Document Type

Article

Publication Date

12-2023

Abstract

For millennia, public access to the law has been the hallmark of rule of law. To be legally and morally binding, rules must be promulgated. Citizens’ knowledge of the law, in turn, serves as the lynchpin for democratic governance. In common law countries, it is more than just the statutory provisions and their execution that matters: how courts rule, and the reasoning behind their determination, proves central. Accordingly, in the United States, both common law and the right to petition incorporated in the First Amendment have long enshrined a presumed right of public right of access to Article III opinions and records.

Like their geographic sistren, the Foreign Intelligence Surveillance Court (FISC) and the Foreign Intelligence Surveillance Court of Review (FISCR), firmly situated within Article III, routinely rule on critical first, fourth, and fifth amendment questions, engage in complex statutory analysis, and adjudicate matters involving government malfeasance—all matters at the heart of the rule of law. Nevertheless, the FISCR recently determined that the FISC/R lack any jurisdiction over First Amendment right of access cases, sidestepping both common law and the inherent powers of the judiciary. Even as the Supreme Court denied the subsequent petition for certiorari, Justice Neil Gorsuch, joined in his dissent by Justice Sonia Sotomayor, raised significant concerns about the FISCR’s ruling, as well as the government’s position that the Supreme Court lacks any jurisdiction over the FISCR’s determination.

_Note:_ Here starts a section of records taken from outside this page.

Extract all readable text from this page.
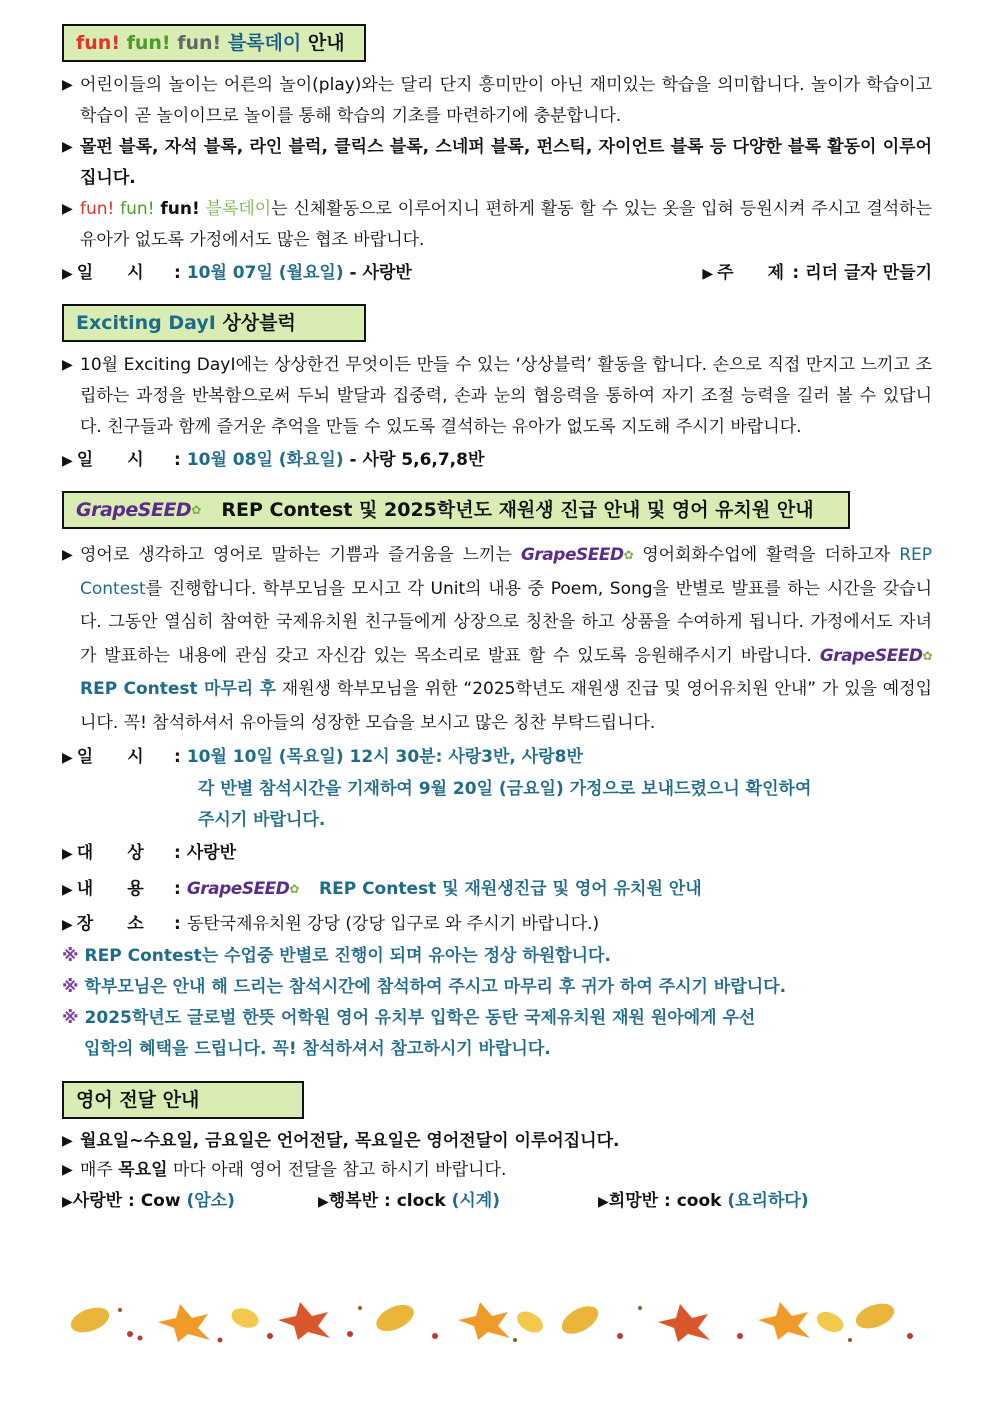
fun! fun! fun! 블록데이 안내
▶ 어린이들의 놀이는 어른의 놀이(play)와는 달리 단지 흥미만이 아닌 재미있는 학습을 의미합니다. 놀이가 학습이고 학습이 곧 놀이이므로 놀이를 통해 학습의 기초를 마련하기에 충분합니다.
▶ 몰펀 블록, 자석 블록, 라인 블럭, 클릭스 블록, 스네퍼 블록, 펀스틱, 자이언트 블록 등 다양한 블록 활동이 이루어집니다.
▶ fun! fun! fun! 블록데이는 신체활동으로 이루어지니 편하게 활동 할 수 있는 옷을 입혀 등원시켜 주시고 결석하는 유아가 없도록 가정에서도 많은 협조 바랍니다.
▶ 일　　시	: 10월 07일 (월요일) - 사랑반	▶ 주　　제 : 리더 글자 만들기
Exciting DayⅠ 상상블럭
▶ 10월 Exciting DayⅠ에는 상상한건 무엇이든 만들 수 있는 ‘상상블럭’ 활동을 합니다. 손으로 직접 만지고 느끼고 조립하는 과정을 반복함으로써 두뇌 발달과 집중력, 손과 눈의 협응력을 통하여 자기 조절 능력을 길러 볼 수 있답니다. 친구들과 함께 즐거운 추억을 만들 수 있도록 결석하는 유아가 없도록 지도해 주시기 바랍니다.
▶ 일　　시	: 10월 08일 (화요일) - 사랑 5,6,7,8반
GrapeSEED✿ REP Contest 및 2025학년도 재원생 진급 안내 및 영어 유치원 안내
▶ 영어로 생각하고 영어로 말하는 기쁨과 즐거움을 느끼는 GrapeSEED✿ 영어회화수업에 활력을 더하고자 REP Contest를 진행합니다. 학부모님을 모시고 각 Unit의 내용 중 Poem, Song을 반별로 발표를 하는 시간을 갖습니다. 그동안 열심히 참여한 국제유치원 친구들에게 상장으로 칭찬을 하고 상품을 수여하게 됩니다. 가정에서도 자녀가 발표하는 내용에 관심 갖고 자신감 있는 목소리로 발표 할 수 있도록 응원해주시기 바랍니다. GrapeSEED✿ REP Contest 마무리 후 재원생 학부모님을 위한 “2025학년도 재원생 진급 및 영어유치원 안내” 가 있을 예정입니다. 꼭! 참석하셔서 유아들의 성장한 모습을 보시고 많은 칭찬 부탁드립니다.
▶ 일　　시	: 10월 10일 (목요일) 12시 30분: 사랑3반, 사랑8반
각 반별 참석시간을 기재하여 9월 20일 (금요일) 가정으로 보내드렸으니 확인하여
주시기 바랍니다.
▶ 대　　상	: 사랑반
▶ 내　　용	: GrapeSEED✿ REP Contest 및 재원생진급 및 영어 유치원 안내
▶ 장　　소	: 동탄국제유치원 강당 (강당 입구로 와 주시기 바랍니다.)
※ REP Contest는 수업중 반별로 진행이 되며 유아는 정상 하원합니다.
※ 학부모님은 안내 해 드리는 참석시간에 참석하여 주시고 마무리 후 귀가 하여 주시기 바랍니다.
※ 2025학년도 글로벌 한뜻 어학원 영어 유치부 입학은 동탄 국제유치원 재원 원아에게 우선
입학의 혜택을 드립니다. 꼭! 참석하셔서 참고하시기 바랍니다.
영어 전달 안내
▶ 월요일~수요일, 금요일은 언어전달, 목요일은 영어전달이 이루어집니다.
▶ 매주 목요일 마다 아래 영어 전달을 참고 하시기 바랍니다.
▶사랑반 : Cow (암소)	▶행복반 : clock (시계)	▶희망반 : cook (요리하다)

The Common Law and First Amendment Right of Public Access to Foreign Intelligence Law tackles the preeminent argument put forward in support of the FISCR determination— that because of the specialized nature of the FISC/R, they are somehow immunized from constitutional challenge—and argues that both a common law and qualified First Amendment right of access applies to FISC/R decisions.

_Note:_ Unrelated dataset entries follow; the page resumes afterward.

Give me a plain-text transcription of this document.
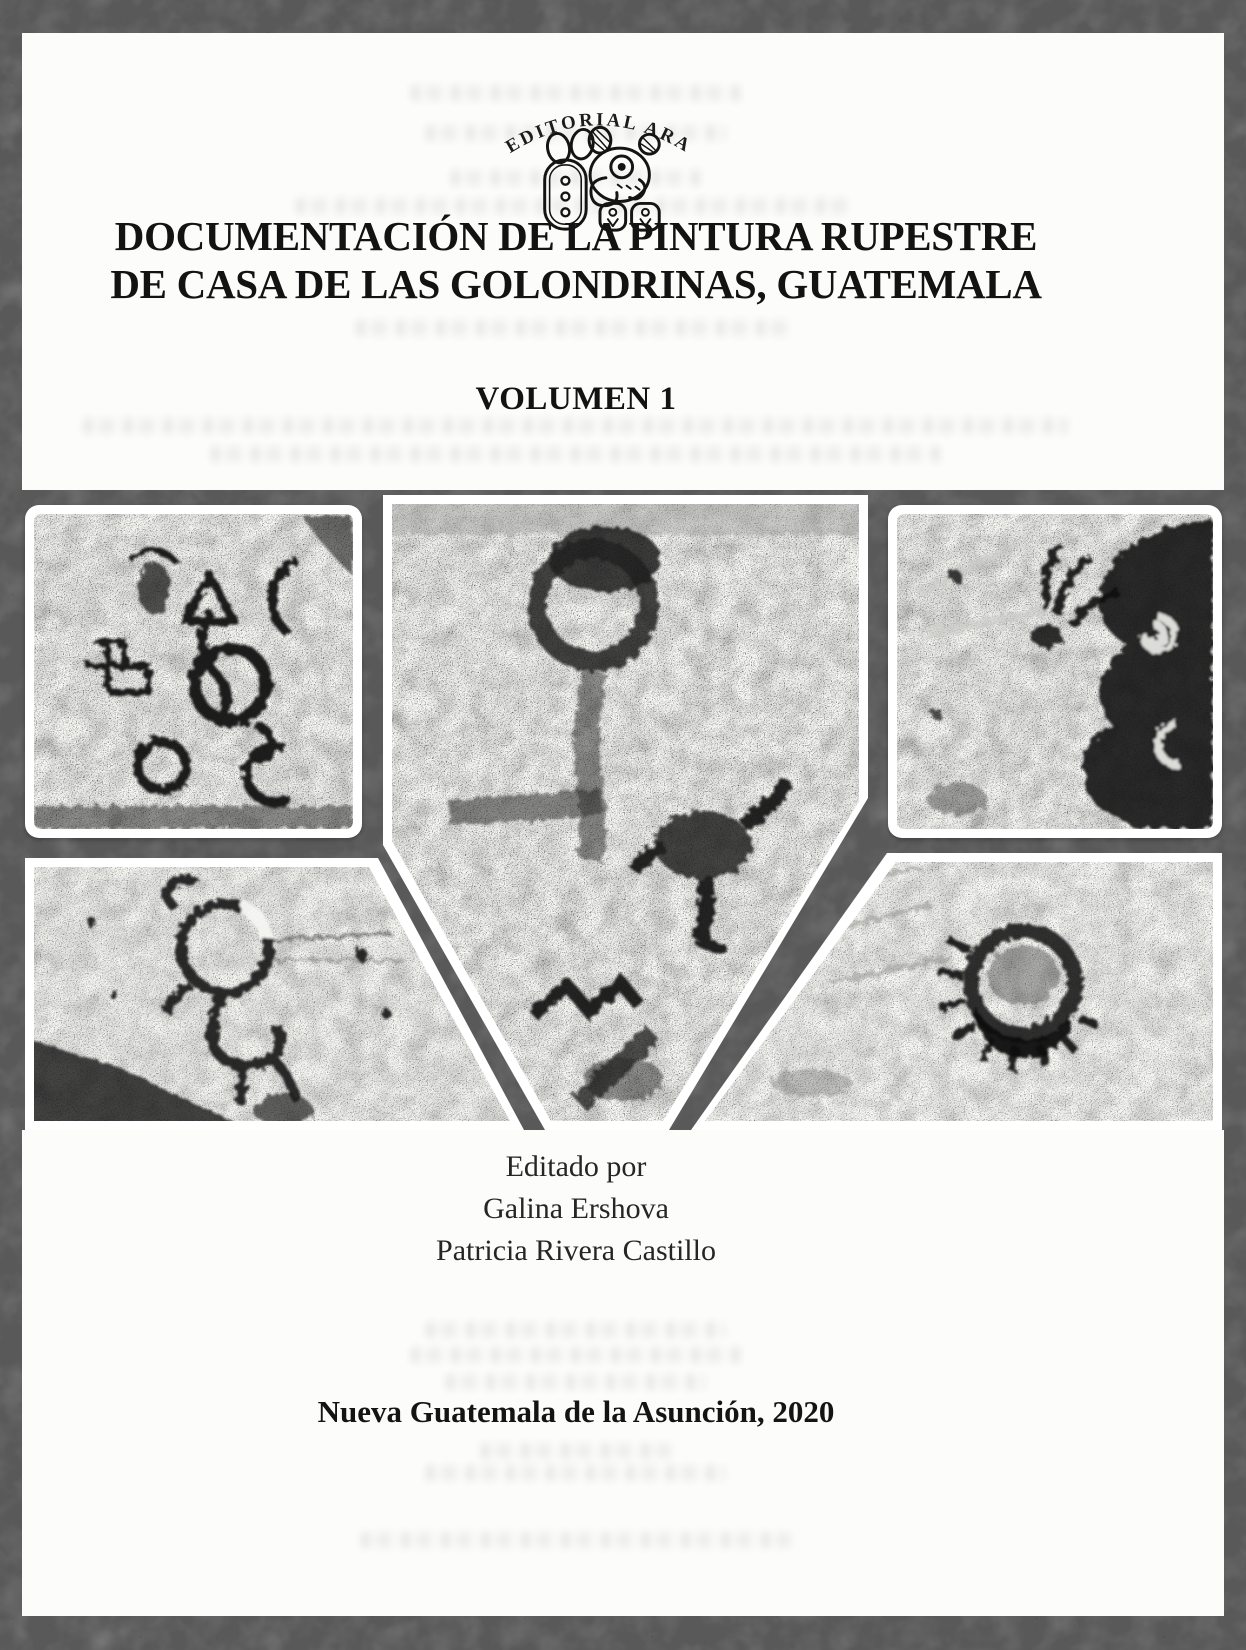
EDITORIAL ARA
DOCUMENTACIÓN DE LA PINTURA RUPESTRE
DE CASA DE LAS GOLONDRINAS, GUATEMALA
VOLUMEN 1
Editado por
Galina Ershova
Patricia Rivera Castillo
Nueva Guatemala de la Asunción, 2020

The Article begins by providing the historical evolution of the common law right of access, as well as the First Amendment presumed right of access to judicial records and setting forth the tests applied in each realm. It elucidates the reasons undergirding the right of access and its consistent application to judicial records. The Article next turns to a handful of First Amendment right of access cases to come to the FISC and clarifies complex interplay that resulted in the petition to the Supreme Court. It then tackles the most typical cluster of counter-arguments offered in favor of denying any common law or First Amendment public right of access, starting with the government’s remarkable assertion that the proper way to obtain Article III decisions is by going through the Freedom of Information Act, which includes seven exemptions in matters of national security and is designed to give the public access to executive branch, not judicial, records. The Article then counters the argument that the sensitive nature of matters before the FISC/R and their institutional design foreclose public access, noting that they are far from unique in addressing matters of national security and that they now operate in a manner largely consistent with geographic courts. The Article concludes that while some matters may, in the future, need to be withheld from public view, insofar as matters of law, and the reasoning leading to the court’s conclusion, establish what the law is, both a common law and First Amendment right of access apply.

Publication Citation

Georgetown Law Journal, Vol. 112, Issue 2, 271-347.